I assume (hope) this is normal but I started dreading my thirtieth on my twenty-ninth. Oh God! This is my last birthday in my twenties! was all I could think when blowing out candles and opening presents. And I should imagine that all of you ladies who have already surpassed my scary landmark view my current feelings with the same amused disdain I do that of my fifteen-year-old self's decision to not run away from home till eighteen so that I'd be able to get Sky.

I've looked this up, just so I don't feel like a lone-ranger-lunatic. Psychologists call it a 'pre-30 crisis', according to Alina R. Co, who wrote the first article I found on a Google search entitled 'dreading thirty.' She goes on to describe what sounds an awful lot like a mid-life crisis but early, where the woman starts to think about all she has achieved and whether it's enough, and starts to panic if she feels she hasn't achieved what she wanted in her first thirty years on earth.

And it's not a sign of a genuine lack of success for a woman to feel this way either. No one is immune! I read an article some time ago about the career women who had been in the workplace and climbing the corporate ladder since leaving university but hit thirty and took unpaid internships in completely different fields, in many cases leaving incredibly well-paid jobs. I have no recollection of where I read this so I apologise for lack of reference. All I remember is a woman with beautiful hair and a smart short-trouser suit standing beside the piece, looking chuffed to be earning no money for something she loved.

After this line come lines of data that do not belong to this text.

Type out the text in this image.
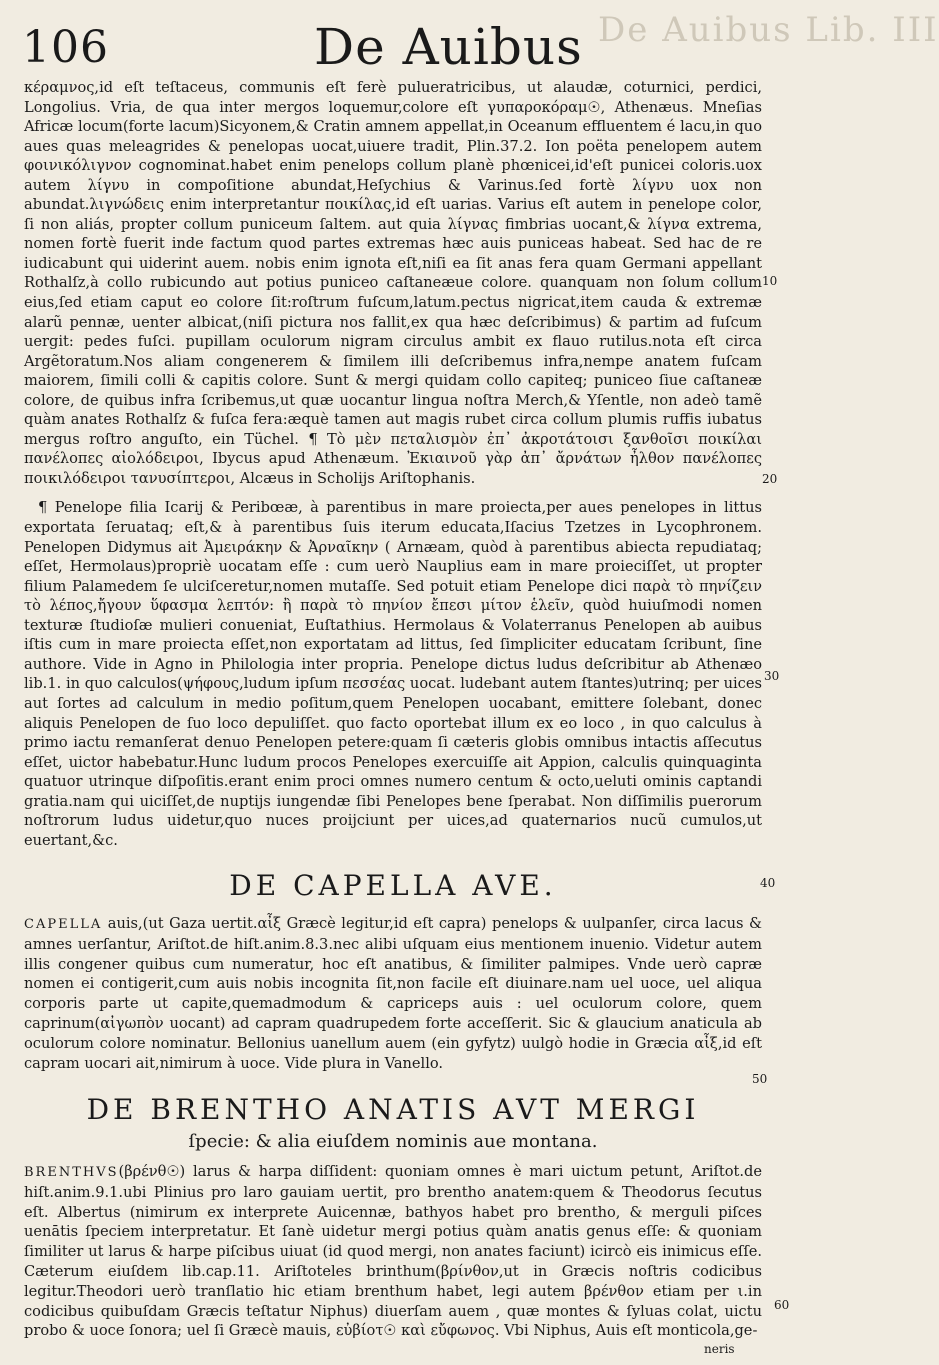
De Auibus Lib. III
106	De Auibus

κέραμνος,id eſt teſtaceus, communis eſt ferè pulueratricibus, ut alaudæ, coturnici, perdici, Longolius. Vria, de qua inter mergos loquemur,colore eſt γυπαροκόραμ☉, Athenæus. Mneſias Africæ locum(forte lacum)Sicyonem,& Cratin amnem appellat,in Oceanum effluentem é lacu,in quo aues quas meleagrides & penelopas uocat,uiuere tradit, Plin.37.2. Ion poëta penelopem autem φοινικόλιγνον cognominat.habet enim penelops collum planè phœnicei,id'eſt punicei coloris.uox autem λίγνυ in compoſitione abundat,Heſychius & Varinus.ſed fortè λίγνυ uox non abundat.λιγνώδεις enim interpretantur ποικίλας,id eſt uarias. Varius eſt autem in penelope color, ſi non aliás, propter collum puniceum ſaltem. aut quia λίγνας fimbrias uocant,& λίγνα extrema, nomen fortè fuerit inde factum quod partes extremas hæc auis puniceas habeat. Sed hac de re iudicabunt qui uiderint auem. nobis enim ignota eſt,niſi ea ſit anas fera quam Germani appellant Rothalſz,à collo rubicundo aut potius puniceo caſtaneæue colore. quanquam non ſolum collum eius,ſed etiam caput eo colore ſit:roſtrum fuſcum,latum.pectus nigricat,item cauda & extremæ alarũ pennæ, uenter albicat,(niſi pictura nos fallit,ex qua hæc deſcribimus) & partim ad fuſcum uergit: pedes fuſci. pupillam oculorum nigram circulus ambit ex flauo rutilus.nota eſt circa Argẽtoratum.Nos aliam congenerem & ſimilem illi deſcribemus infra,nempe anatem fuſcam maiorem, ſimili colli & capitis colore. Sunt & mergi quidam collo capiteq; puniceo ſiue caſtaneæ colore, de quibus infra ſcribemus,ut quæ uocantur lingua noſtra Merch,& Yſentle, non adeò tamẽ quàm anates Rothalſz & fuſca fera:æquè tamen aut magis rubet circa collum plumis ruffis iubatus mergus roſtro anguſto, ein Tüchel. ¶ Τὸ μὲν πεταλισμὸν ἐπ᾽ ἀκροτάτοισι ξανθοῖσι ποικίλαι πανέλοπες αἰολόδειροι, Ibycus apud Athenæum. Ἐκιαινοῦ γὰρ ἀπ᾽ ἄρνάτων ἦλθον πανέλοπες ποικιλόδειροι τανυσίπτεροι, Alcæus in Scholijs Ariſtophanis.

¶ Penelope filia Icarij & Peribœæ, à parentibus in mare proiecta,per aues penelopes in littus exportata ſeruataq; eſt,& à parentibus ſuis iterum educata,Iſacius Tzetzes in Lycophronem. Penelopen Didymus ait Ἀμειράκην & Ἀρναῖκην ( Arnæam, quòd à parentibus abiecta repudiataq; eſſet, Hermolaus)propriè uocatam eſſe : cum uerò Nauplius eam in mare proieciſſet, ut propter filium Palamedem ſe ulciſceretur,nomen mutaſſe. Sed potuit etiam Penelope dici παρὰ τὸ πηνίζειν τὸ λέπος,ἤγουν ὕφασμα λεπτόν: ἢ παρὰ τὸ πηνίον ἔπεσι μίτον ἑλεῖν, quòd huiuſmodi nomen texturæ ſtudioſæ mulieri conueniat, Euſtathius. Hermolaus & Volaterranus Penelopen ab auibus iſtis cum in mare proiecta eſſet,non exportatam ad littus, ſed ſimpliciter educatam ſcribunt, ſine authore. Vide in Agno in Philologia inter propria. Penelope dictus ludus deſcribitur ab Athenæo lib.1. in quo calculos(ψήφους,ludum ipſum πεσσέας uocat. ludebant autem ſtantes)utrinq; per uices aut ſortes ad calculum in medio poſitum,quem Penelopen uocabant, emittere ſolebant, donec aliquis Penelopen de ſuo loco depuliſſet. quo facto oportebat illum ex eo loco , in quo calculus à primo iactu remanſerat denuo Penelopen petere:quam ſi cæteris globis omnibus intactis aſſecutus eſſet, uictor habebatur.Hunc ludum procos Penelopes exercuiſſe ait Appion, calculis quinquaginta quatuor utrinque diſpoſitis.erant enim proci omnes numero centum & octo,ueluti ominis captandi gratia.nam qui uiciſſet,de nuptijs iungendæ ſibi Penelopes bene ſperabat. Non diſſimilis puerorum noſtrorum ludus uidetur,quo nuces proijciunt per uices,ad quaternarios nucũ cumulos,ut euertant,&c.

10
20
30
40
50
60
DE CAPELLA AVE.

CAPELLA auis,(ut Gaza uertit.αἶξ Græcè legitur,id eſt capra) penelops & uulpanſer, circa lacus & amnes uerſantur, Ariſtot.de hiſt.anim.8.3.nec alibi uſquam eius mentionem inuenio. Videtur autem illis congener quibus cum numeratur, hoc eſt anatibus, & ſimiliter palmipes. Vnde uerò capræ nomen ei contigerit,cum auis nobis incognita ſit,non facile eſt diuinare.nam uel uoce, uel aliqua corporis parte ut capite,quemadmodum & capriceps auis : uel oculorum colore, quem caprinum(αἰγωπὸν uocant) ad capram quadrupedem forte acceſſerit. Sic & glaucium anaticula ab oculorum colore nominatur. Bellonius uanellum auem (ein gyfytz) uulgò hodie in Græcia αἶξ,id eſt capram uocari ait,nimirum à uoce. Vide plura in Vanello.

DE BRENTHO ANATIS AVT MERGI

ſpecie: & alia eiuſdem nominis aue montana.

BRENTHVS(βρένθ☉) larus & harpa diſſident: quoniam omnes è mari uictum petunt, Ariſtot.de hiſt.anim.9.1.ubi Plinius pro laro gauiam uertit, pro brentho anatem:quem & Theodorus ſecutus eſt. Albertus (nimirum ex interprete Auicennæ, bathyos habet pro brentho, & merguli piſces uenātis ſpeciem interpretatur. Et ſanè uidetur mergi potius quàm anatis genus eſſe: & quoniam ſimiliter ut larus & harpe piſcibus uiuat (id quod mergi, non anates faciunt) icircò eis inimicus eſſe. Cæterum eiuſdem lib.cap.11. Ariſtoteles brinthum(βρίνθον,ut in Græcis noſtris codicibus legitur.Theodori uerò tranſlatio hic etiam brenthum habet, legi autem βρένθον etiam per ι.in codicibus quibuſdam Græcis teſtatur Niphus) diuerſam auem , quæ montes & ſyluas colat, uictu probo & uoce ſonora; uel ſi Græcè mauis, εὐβίοτ☉ καὶ εὔφωνος. Vbi Niphus, Auis eſt monticola,ge-

neris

So it's not just guys who go through the whole mid-life crisis thing. We girls do too, now. I read something else that said it's really since women took a more equal footing in the world of work that this phenomena started to grow. When we were only allowed to have babies and make house we couldn't really afford crises because someone's nappy always needed changing and the grates needed black-leading (I heard that term once about old-fashioned housekeeping - no idea what it entails). Now we have this world of opportunity we feel that we should be achieving everything we ever wanted, and by thirty if we don't want to be complete failures!

I am seven months from the dreaded big 3-0 and already I have a list as long as my arm of the things I was supposed to have done by now and find it hard to look at the equally long list of amazing achievements. But it is reassuring to know that I'm not the only one. And it's just as reassuring to know that ten years from now I will re-read this blog and think exactly what many of you are thinking now: either "Aw, sweet little thing!" or "Bloody hell, get a life, woman!" To be honest, I think the latter is rather the point.